We demonstrated how TIM can automate forecasting of key inputs to resource planning/scheduling - predicting volume of requests.

Predictors used, and their quality, play vital role in building of such forecasting system, thus it is assumed that cooperation with LoBs (lines of business) that possess relevant information, preferably with forecasted values, is established.

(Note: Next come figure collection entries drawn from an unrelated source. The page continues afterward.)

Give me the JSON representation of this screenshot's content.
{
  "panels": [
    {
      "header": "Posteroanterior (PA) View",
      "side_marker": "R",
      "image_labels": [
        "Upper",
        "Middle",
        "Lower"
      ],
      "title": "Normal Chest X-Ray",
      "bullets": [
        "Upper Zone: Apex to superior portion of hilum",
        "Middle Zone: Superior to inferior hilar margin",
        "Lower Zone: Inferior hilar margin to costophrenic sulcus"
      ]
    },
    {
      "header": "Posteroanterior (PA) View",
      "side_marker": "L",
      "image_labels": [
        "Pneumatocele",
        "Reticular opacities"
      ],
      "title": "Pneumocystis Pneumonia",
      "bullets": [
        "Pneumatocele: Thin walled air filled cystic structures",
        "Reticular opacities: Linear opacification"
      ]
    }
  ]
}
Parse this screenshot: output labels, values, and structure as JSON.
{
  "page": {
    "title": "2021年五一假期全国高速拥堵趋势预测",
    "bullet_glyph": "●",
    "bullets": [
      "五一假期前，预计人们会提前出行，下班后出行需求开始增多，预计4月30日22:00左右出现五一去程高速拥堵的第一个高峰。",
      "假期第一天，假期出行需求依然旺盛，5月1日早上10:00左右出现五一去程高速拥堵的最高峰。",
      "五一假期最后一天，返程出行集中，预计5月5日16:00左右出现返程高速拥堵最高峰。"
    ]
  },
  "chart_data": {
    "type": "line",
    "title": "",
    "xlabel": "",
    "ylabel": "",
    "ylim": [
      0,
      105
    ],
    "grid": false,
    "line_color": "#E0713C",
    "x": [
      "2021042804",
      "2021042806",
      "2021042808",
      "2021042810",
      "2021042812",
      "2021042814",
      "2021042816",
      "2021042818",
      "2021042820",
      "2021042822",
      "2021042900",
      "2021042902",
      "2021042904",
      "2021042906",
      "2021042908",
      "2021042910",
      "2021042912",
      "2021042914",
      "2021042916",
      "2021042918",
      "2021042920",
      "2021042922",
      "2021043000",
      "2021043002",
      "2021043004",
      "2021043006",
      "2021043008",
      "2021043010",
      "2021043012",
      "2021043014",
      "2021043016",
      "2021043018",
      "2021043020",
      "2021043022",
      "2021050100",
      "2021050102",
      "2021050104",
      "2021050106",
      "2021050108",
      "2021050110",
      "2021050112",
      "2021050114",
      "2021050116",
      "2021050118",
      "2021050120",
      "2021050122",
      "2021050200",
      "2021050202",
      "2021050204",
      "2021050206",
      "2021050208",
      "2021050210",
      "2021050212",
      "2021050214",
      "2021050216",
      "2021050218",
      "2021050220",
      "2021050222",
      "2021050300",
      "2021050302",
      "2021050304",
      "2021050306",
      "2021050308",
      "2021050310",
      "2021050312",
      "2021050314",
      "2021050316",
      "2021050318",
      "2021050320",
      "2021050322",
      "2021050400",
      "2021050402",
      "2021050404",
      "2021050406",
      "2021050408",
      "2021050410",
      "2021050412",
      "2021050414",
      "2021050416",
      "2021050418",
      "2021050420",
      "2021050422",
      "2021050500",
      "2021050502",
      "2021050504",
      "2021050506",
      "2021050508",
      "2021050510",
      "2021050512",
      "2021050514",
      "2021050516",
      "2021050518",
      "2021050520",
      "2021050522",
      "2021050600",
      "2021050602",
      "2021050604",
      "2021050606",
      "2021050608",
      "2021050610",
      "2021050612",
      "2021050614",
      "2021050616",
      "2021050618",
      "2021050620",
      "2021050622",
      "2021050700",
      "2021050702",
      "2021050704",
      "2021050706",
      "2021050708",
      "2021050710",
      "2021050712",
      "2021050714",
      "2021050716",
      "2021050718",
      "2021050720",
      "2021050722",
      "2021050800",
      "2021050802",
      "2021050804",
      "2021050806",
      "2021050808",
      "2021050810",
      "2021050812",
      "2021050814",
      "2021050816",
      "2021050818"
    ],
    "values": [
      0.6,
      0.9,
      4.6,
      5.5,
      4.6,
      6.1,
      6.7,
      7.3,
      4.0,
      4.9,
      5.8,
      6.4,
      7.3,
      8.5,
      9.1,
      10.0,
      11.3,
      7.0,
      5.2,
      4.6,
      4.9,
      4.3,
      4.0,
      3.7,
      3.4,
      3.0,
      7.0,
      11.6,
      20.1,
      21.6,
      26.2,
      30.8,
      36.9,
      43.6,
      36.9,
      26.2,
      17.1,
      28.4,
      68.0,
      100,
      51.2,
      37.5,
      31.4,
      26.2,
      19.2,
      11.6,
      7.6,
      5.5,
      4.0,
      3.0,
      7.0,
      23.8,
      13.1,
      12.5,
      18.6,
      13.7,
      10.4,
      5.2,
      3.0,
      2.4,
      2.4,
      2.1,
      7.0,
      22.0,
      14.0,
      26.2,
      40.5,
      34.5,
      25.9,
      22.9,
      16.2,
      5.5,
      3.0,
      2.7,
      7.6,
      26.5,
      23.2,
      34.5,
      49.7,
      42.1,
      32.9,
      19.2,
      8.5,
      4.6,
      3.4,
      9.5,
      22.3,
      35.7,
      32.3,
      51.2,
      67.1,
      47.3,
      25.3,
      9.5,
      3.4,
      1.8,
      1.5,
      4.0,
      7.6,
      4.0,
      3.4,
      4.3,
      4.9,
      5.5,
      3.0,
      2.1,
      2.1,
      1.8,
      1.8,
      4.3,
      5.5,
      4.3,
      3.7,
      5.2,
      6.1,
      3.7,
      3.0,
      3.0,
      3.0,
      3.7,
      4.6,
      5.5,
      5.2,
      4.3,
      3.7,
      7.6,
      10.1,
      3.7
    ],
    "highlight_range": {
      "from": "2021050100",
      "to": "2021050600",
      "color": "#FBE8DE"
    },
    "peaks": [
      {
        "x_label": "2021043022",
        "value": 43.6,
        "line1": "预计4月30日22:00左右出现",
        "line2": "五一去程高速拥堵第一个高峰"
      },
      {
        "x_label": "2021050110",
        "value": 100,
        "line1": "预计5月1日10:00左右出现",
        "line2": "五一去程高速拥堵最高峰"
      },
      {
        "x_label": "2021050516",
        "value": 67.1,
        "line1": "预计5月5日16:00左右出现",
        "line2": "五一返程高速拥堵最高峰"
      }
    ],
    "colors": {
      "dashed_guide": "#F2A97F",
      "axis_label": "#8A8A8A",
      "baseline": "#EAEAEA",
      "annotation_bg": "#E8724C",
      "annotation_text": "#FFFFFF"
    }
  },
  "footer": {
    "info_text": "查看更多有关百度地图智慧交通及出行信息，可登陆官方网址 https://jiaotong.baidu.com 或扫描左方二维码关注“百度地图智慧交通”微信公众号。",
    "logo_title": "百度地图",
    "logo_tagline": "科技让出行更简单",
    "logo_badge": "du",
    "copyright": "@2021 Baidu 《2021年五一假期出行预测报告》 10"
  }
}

Contact centers that support multiple channels that customers can use to submit query may benefit from forecasts for various perspectives. With TIM RTInstantML it is possible to build new model and make predictions for various perspectives, e.g. volume per channel (incoming calls, messages from social media, emails etc.), volumes per region, consolidated volumes, and other. Equally, need for various prediction horizons does not mean any additional burden for TIM, depending on sampling of your data, you can predict from minutes to years ahead.